Moral of this story: Just because someone says no doesn’t mean it’s a personal attack, and the way we respond to the answer “no” is more important than the answer itself.

2. Overcoming My Social Anxiety

This might come as a surprise to some but even though I’ve always worked with the public in some way, shape, or form I’ve always struggled with an immense amount of anxiety. I can vividly remember the fear I would feel when I had to meet a new person or if I saw a girl at a coffee shop that I thought was cute. This of course made me miserable over the years and led to a lot of nights sitting in my house wishing I had said something. It takes a lot to overcome that, but honestly without my business I wouldn’t have learned that there’s nothing to be afraid of when it comes to other people. No one is going to bite my head off just for saying hi, and I can probably count on one hand the amount of times someone has approached me with any type of hostility.

I eventually got fed up with living in fear and decided to make a change. I ended up using my career as a method of training on how to talk to people with little to no trouble. I can make an entire series on overcoming depression and anxiety, but the TLDR is after years of practice I’ve reached a point where I’m simply unafraid of anyone. I have no issue introducing myself at a social event, no more awkward first dates ending in absolute disaster due to running out of things to talk about, and if someone approaches me I’m able to strike up a conversation with them and feel like I’m their equal. Life is full of many uncomfortable situations, but all of us can learn how to be comfortable when we find ourselves in the midst of discomfort.

Side note: Finding out I’m Bipolar Type 1 and getting proper treatment for that at the age of 26 definitely helped quite a bit, but a lot of my work with overcoming my anxiety had to come from a place within me and not just from medication.

3. Learning To Not Be Afraid Of Taking Chances

In order to become your own boss you naturally have to take a lot of chances. I was definitely afraid of this when I was first starting my self-employment and honestly well before then. I can remember the thoughts I had when I wanted to start my first business, “what will my parents think when I tell them”, “are people going to think I’m crazy”, “what if I fail?”

Of course all of that can seem reasonable, but a quote I once heard in an old Disney movie still pops up in my head every once in a while, “never let the fear of striking out keep you from playing the game.” So what does that mean?
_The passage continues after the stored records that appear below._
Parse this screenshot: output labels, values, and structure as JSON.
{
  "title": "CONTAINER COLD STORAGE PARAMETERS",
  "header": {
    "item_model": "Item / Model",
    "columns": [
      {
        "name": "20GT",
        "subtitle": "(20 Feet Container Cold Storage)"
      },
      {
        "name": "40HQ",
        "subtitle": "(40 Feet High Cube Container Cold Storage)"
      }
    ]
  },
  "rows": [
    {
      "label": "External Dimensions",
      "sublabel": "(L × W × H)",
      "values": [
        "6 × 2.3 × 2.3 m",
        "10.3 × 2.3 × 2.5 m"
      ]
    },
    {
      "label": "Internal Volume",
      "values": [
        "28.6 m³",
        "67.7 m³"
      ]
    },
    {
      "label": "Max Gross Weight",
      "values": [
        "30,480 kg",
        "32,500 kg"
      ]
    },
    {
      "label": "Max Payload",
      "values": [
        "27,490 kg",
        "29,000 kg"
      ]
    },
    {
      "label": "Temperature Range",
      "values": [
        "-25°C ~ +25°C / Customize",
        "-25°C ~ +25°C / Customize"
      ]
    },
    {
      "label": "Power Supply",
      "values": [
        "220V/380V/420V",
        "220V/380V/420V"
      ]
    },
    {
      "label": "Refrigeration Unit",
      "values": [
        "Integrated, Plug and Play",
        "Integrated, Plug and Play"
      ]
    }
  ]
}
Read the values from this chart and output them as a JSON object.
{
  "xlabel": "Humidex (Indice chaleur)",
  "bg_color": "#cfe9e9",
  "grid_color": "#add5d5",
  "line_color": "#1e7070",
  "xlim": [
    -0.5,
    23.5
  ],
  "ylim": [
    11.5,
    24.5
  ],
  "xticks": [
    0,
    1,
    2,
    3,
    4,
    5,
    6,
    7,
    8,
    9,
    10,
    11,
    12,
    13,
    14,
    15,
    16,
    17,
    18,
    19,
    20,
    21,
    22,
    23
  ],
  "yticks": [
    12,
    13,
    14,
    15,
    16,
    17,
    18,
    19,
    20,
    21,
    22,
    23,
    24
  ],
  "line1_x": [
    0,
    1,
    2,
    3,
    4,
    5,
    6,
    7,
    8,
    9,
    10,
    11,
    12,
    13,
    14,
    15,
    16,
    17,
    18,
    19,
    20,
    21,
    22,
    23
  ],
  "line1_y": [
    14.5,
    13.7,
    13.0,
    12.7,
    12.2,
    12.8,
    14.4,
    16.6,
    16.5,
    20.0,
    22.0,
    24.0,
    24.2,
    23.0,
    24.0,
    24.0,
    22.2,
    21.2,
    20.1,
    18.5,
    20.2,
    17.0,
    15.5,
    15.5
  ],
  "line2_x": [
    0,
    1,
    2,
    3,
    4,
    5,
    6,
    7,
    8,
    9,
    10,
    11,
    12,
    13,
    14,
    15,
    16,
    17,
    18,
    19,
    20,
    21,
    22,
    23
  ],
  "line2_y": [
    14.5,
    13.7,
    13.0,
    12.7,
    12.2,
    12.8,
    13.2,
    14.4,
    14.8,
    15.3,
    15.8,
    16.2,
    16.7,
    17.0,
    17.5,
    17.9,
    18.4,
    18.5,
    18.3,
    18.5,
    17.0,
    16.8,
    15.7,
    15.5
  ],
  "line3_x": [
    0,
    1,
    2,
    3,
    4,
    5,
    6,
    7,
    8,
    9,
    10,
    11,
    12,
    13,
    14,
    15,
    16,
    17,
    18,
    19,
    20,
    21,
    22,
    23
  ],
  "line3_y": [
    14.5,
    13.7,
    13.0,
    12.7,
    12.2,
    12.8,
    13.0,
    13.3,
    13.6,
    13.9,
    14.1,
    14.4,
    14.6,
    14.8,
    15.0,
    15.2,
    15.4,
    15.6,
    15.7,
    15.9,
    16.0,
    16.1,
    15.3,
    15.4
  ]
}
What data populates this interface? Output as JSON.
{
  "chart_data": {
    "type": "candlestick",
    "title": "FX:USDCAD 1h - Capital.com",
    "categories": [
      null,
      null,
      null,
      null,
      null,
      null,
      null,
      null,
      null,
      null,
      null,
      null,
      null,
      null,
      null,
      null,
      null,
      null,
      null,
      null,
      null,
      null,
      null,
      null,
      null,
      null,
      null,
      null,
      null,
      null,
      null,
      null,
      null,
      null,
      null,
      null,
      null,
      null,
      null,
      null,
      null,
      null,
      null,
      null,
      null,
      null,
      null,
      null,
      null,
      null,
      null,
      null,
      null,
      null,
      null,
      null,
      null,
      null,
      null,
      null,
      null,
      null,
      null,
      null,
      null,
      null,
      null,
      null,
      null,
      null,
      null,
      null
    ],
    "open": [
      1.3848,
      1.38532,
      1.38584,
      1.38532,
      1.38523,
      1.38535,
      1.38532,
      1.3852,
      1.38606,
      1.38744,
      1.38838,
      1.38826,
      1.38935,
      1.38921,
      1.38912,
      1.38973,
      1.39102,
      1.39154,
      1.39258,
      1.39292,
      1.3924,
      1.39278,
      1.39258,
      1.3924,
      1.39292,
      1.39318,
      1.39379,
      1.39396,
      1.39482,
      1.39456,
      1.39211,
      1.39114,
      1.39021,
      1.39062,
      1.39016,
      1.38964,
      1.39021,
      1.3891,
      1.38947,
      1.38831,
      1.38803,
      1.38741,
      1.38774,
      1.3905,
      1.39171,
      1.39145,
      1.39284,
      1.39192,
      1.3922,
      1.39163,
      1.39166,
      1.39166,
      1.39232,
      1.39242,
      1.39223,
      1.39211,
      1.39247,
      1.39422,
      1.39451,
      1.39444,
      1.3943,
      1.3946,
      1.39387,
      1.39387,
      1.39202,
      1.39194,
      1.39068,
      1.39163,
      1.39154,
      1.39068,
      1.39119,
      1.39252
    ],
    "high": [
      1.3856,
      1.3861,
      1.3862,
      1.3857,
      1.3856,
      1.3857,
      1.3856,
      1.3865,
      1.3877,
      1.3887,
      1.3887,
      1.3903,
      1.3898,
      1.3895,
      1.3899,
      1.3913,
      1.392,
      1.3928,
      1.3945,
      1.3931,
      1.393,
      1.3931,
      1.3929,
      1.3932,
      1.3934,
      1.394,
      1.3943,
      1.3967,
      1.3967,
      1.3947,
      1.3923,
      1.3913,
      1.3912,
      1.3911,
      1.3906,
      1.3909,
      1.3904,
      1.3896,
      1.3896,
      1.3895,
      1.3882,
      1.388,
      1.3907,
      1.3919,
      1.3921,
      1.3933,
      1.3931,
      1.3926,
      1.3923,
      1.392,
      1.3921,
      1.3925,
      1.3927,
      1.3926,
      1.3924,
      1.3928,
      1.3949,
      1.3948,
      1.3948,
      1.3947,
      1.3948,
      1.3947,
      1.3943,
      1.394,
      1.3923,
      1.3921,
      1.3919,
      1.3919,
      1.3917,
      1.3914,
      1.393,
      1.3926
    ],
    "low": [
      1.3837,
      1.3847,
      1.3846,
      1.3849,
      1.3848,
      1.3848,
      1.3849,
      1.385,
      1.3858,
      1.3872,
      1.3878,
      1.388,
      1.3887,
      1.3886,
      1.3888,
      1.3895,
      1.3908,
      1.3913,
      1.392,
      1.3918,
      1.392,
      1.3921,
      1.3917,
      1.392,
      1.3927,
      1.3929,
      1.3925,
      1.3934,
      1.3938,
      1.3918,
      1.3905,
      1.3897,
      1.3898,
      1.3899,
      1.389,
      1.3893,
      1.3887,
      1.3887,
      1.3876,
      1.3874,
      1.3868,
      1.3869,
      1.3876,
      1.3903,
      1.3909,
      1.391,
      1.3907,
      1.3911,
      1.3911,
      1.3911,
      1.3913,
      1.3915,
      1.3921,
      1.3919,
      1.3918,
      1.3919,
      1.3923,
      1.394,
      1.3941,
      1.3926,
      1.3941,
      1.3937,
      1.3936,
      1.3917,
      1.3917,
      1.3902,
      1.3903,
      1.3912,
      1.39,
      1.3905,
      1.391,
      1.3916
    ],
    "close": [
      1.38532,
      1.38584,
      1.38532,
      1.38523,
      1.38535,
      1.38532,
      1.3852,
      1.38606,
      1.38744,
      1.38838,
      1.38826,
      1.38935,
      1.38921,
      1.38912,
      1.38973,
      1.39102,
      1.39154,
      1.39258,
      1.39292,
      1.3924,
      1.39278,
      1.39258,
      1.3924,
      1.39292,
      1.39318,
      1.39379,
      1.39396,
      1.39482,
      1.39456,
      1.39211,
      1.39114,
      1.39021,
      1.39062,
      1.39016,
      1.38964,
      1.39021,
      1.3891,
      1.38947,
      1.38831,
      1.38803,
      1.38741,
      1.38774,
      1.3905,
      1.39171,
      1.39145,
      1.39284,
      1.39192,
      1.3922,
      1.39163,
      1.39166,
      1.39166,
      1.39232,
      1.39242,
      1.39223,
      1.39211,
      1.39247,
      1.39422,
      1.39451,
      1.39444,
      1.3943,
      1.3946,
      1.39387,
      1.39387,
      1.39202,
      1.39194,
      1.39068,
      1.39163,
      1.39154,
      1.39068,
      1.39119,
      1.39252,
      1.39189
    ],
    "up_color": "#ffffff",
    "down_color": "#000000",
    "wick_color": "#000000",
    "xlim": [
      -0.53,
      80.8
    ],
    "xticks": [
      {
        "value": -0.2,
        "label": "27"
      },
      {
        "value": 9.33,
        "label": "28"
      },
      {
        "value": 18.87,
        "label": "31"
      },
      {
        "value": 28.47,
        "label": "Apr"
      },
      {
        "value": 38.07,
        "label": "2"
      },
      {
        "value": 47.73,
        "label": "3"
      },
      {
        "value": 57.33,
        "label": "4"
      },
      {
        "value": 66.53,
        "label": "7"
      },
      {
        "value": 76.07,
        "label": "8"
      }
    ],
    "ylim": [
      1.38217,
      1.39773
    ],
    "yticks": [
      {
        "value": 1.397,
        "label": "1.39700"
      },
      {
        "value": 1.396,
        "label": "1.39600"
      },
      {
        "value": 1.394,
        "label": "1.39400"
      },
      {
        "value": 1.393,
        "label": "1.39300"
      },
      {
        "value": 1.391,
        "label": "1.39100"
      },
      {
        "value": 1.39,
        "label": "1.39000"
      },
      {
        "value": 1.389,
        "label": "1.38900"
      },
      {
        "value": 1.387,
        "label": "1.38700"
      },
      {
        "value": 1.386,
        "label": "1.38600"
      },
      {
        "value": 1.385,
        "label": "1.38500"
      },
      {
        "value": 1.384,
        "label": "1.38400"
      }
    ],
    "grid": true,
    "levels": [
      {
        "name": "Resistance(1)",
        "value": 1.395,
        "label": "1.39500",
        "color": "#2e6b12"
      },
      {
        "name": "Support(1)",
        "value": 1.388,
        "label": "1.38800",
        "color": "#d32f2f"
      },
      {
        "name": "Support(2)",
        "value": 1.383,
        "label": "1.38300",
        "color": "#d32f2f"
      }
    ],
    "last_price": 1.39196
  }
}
I can’t lie to you and tell you that I’ve never failed, and I certainly won’t dupe you into believing that there’s no chance of failure in life. It doesn’t have to just be in business; it can be relationships, school, starting a blog and never figuring out how to grow (I hope that’s not me). The truth is life is full of far more failures than successes, but it’s how we respond to those failures that defines us. If I had let the fear of failure outweigh my desire to try I would not have the life I’m currently living, and now as I’m offered new opportunities or have ideas for new businesses I know how to attack it head on.

Let me give you example of this before we wrap this up. I’ve been writing since I was very little. When I told my mother I was going to be an engineering and biology major in college she was shocked that I wasn’t declaring English or creative writing as my career path. Obviously I’m not using my degree at all (I’ll make an article about why I don’t regret that), but because I never stopped writing I felt confident in trying my hand at being a content writer when I first heard of the concept. Now I have three clients I’m writing for every month and I now have an additional income stream doing something I love.

It’s time for us to wrap this up, so let me leave you with the point of this story. It’s ok to be afraid, it’s ok to fail, and it’s ok to not always get what you want in life. I once lived in constant regret from the things I didn’t say or the chances I didn’t take, but learning to overcome that has shaped me into the person I am today. It’s not easy, but applying these lessons to my life has yielded results far beyond anything I could have ever imagined when I was that scared little high schooler in the back of the classroom.